The various adjustments and interventions, announced Thursday, come as governments and monetary authorities globally fight a desperate battle to keep rising interest rates from leading to a complete freeze in the debt and credit systems needed to keep economies funded and running.  
 
Korea's bond market has been especially under stress since the default earlier this month of a company used for the financing of Korea Legoland Resort's development, and authorities have been scrambling ever since to get ahead of the problem.
 
Starting Nov. 1, the central bank will expand the types of bonds it takes in as collateral. Bonds issued by banks and public institutions will qualify from that date. Currently, only debt with the highest credit ratings are accepted.
 
With a wider range of bonds accepted, banks will be able to maintain their holdings of state bonds and monetary stabilization bonds required for over-the-counter derivative transactions, said Moon Dong-gyu, a spokesperson for the Bank of Korea.  
 
The Bank of Korea will also be activating 6 trillion won ($4.23 billion) in repurchase agreements, a form of short-term borrowings for dealers in government securities, through Jan. 31. Brokerage firms will be able to raise much-needed cash with these facilities.  
 
The Bank of Korea said the measure won’t increase the money supply, as “a similar volume of repurchase agreements will be signed with banks,” said Kang Eui-jun, a spokesperson for the bank.  
 
Stabilization measures also include a delay in the change in the amount of securities that must be kept at the central bank to cover the risk of interbank transfers.

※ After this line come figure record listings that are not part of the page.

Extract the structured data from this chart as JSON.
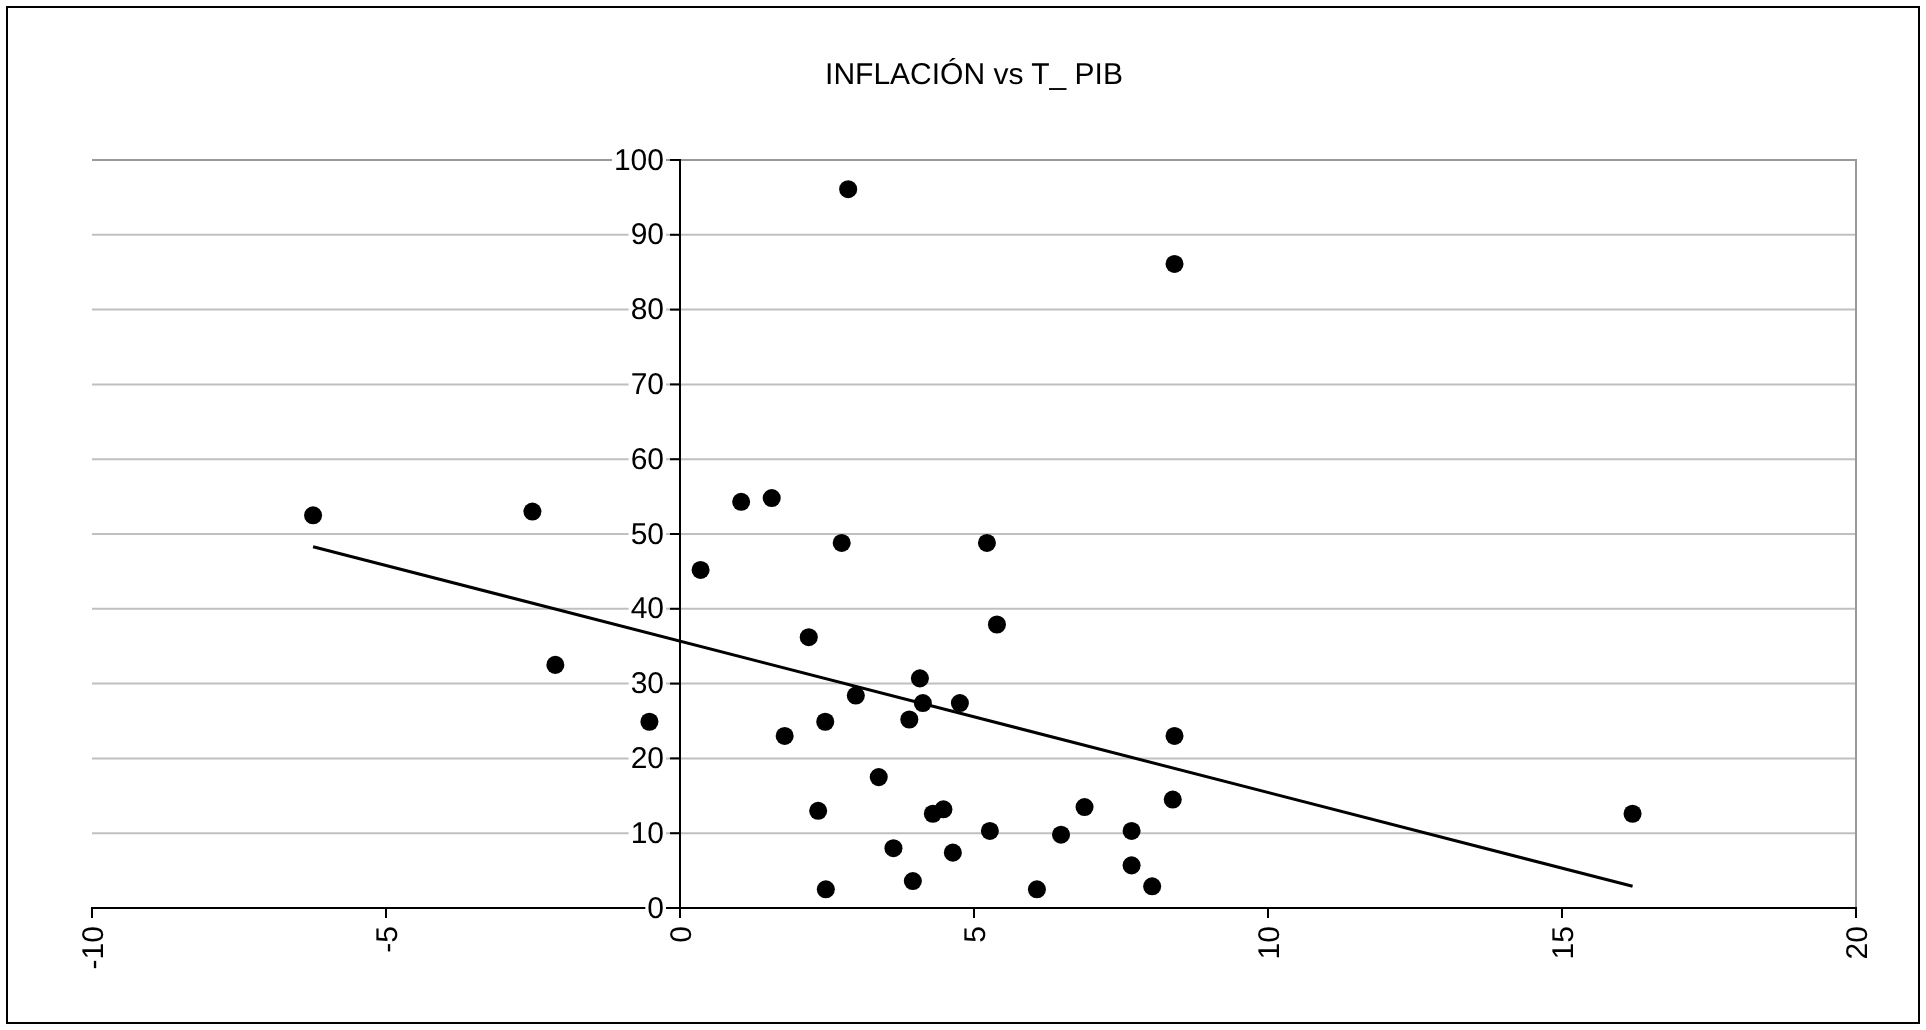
{
  "chart_data": {
    "type": "scatter",
    "title": "INFLACIÓN vs T_ PIB",
    "xlim": [
      -10,
      20
    ],
    "xticks": [
      -10,
      -5,
      0,
      5,
      10,
      15,
      20
    ],
    "ylim": [
      0,
      100
    ],
    "yticks": [
      0,
      10,
      20,
      30,
      40,
      50,
      60,
      70,
      80,
      90,
      100
    ],
    "grid": "y",
    "series": [
      {
        "color": "#000000",
        "marker": "circle",
        "x": [
          2.86,
          8.41,
          -2.51,
          -2.12,
          -0.52,
          0.35,
          1.04,
          1.56,
          2.75,
          2.19,
          1.78,
          2.47,
          2.35,
          2.48,
          2.99,
          3.38,
          3.63,
          3.96,
          3.9,
          4.08,
          4.13,
          4.3,
          4.48,
          4.64,
          4.76,
          5.22,
          5.39,
          5.27,
          6.07,
          6.48,
          6.88,
          7.68,
          7.68,
          8.03,
          8.38,
          8.41,
          -6.24,
          16.2
        ],
        "values": [
          96.1,
          86.1,
          53.0,
          32.5,
          24.9,
          45.2,
          54.3,
          54.8,
          48.8,
          36.2,
          23.0,
          24.9,
          13.0,
          2.5,
          28.4,
          17.5,
          8.0,
          3.6,
          25.2,
          30.7,
          27.4,
          12.6,
          13.2,
          7.4,
          27.4,
          48.8,
          37.9,
          10.3,
          2.5,
          9.8,
          13.5,
          10.3,
          5.7,
          2.9,
          14.5,
          23.0,
          52.5,
          12.6
        ]
      },
      {
        "type": "line",
        "color": "#000000",
        "marker": "none",
        "line_style": "solid",
        "x": [
          -6.24,
          16.2
        ],
        "values": [
          48.3,
          2.9
        ]
      }
    ]
  }
}
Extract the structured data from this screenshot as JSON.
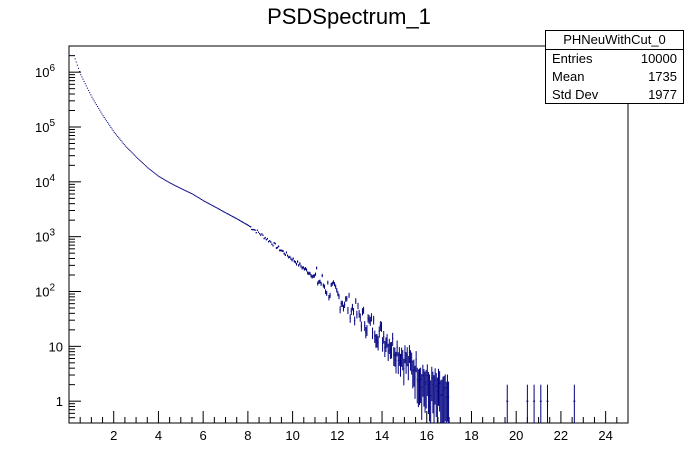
{
  "chart_data": {
    "type": "histogram",
    "title": "PSDSpectrum_1",
    "xlabel": "",
    "ylabel": "",
    "log_y": true,
    "xlim": [
      0,
      25
    ],
    "ylim": [
      0.4,
      3000000
    ],
    "x_ticks": [
      "2",
      "4",
      "6",
      "8",
      "10",
      "12",
      "14",
      "16",
      "18",
      "20",
      "22",
      "24"
    ],
    "y_ticks": [
      {
        "value": 1,
        "label": "1"
      },
      {
        "value": 10,
        "label": "10"
      },
      {
        "value": 100,
        "label": "10",
        "exp": "2"
      },
      {
        "value": 1000,
        "label": "10",
        "exp": "3"
      },
      {
        "value": 10000,
        "label": "10",
        "exp": "4"
      },
      {
        "value": 100000,
        "label": "10",
        "exp": "5"
      },
      {
        "value": 1000000,
        "label": "10",
        "exp": "6"
      }
    ],
    "series": [
      {
        "color": "#000080",
        "points": [
          [
            0.2,
            2000000
          ],
          [
            0.5,
            900000
          ],
          [
            1.0,
            350000
          ],
          [
            1.5,
            160000
          ],
          [
            2.0,
            80000
          ],
          [
            2.5,
            45000
          ],
          [
            3.0,
            28000
          ],
          [
            3.5,
            18000
          ],
          [
            4.0,
            12500
          ],
          [
            4.5,
            9500
          ],
          [
            5.0,
            7500
          ],
          [
            5.5,
            6000
          ],
          [
            6.0,
            4500
          ],
          [
            6.5,
            3500
          ],
          [
            7.0,
            2700
          ],
          [
            7.5,
            2100
          ],
          [
            8.0,
            1600
          ],
          [
            8.5,
            1150
          ],
          [
            9.0,
            800
          ],
          [
            9.5,
            550
          ],
          [
            10.0,
            380
          ],
          [
            10.5,
            260
          ],
          [
            11.0,
            180
          ],
          [
            11.5,
            120
          ],
          [
            12.0,
            80
          ],
          [
            12.5,
            55
          ],
          [
            13.0,
            35
          ],
          [
            13.5,
            24
          ],
          [
            14.0,
            16
          ],
          [
            14.5,
            10
          ],
          [
            15.0,
            6
          ],
          [
            15.5,
            4
          ],
          [
            16.0,
            2
          ],
          [
            16.5,
            1.5
          ],
          [
            17.0,
            1
          ]
        ],
        "isolated_bins": [
          19.6,
          20.5,
          20.8,
          21.1,
          21.4,
          22.6
        ]
      }
    ],
    "stats": {
      "name": "PHNeuWithCut_0",
      "rows": [
        {
          "label": "Entries",
          "value": "10000"
        },
        {
          "label": "Mean",
          "value": "1735"
        },
        {
          "label": "Std Dev",
          "value": "1977"
        }
      ]
    }
  }
}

That number, now 70 percent of the amount transferred, was to be taken to 80 percent in February next year.
 
The bank will keep the number at 70 percent until April.  
 
Also on Thursday, the Financial Services Commission said it will temporarily adjust the loan-deposit ratio to 105 percent from the current 100 percent for banks and to 110 percent from current 100 percent for savings banks.  
 
With the adjustments, loans will be easier to make and competition for deposits will be less intense, it said.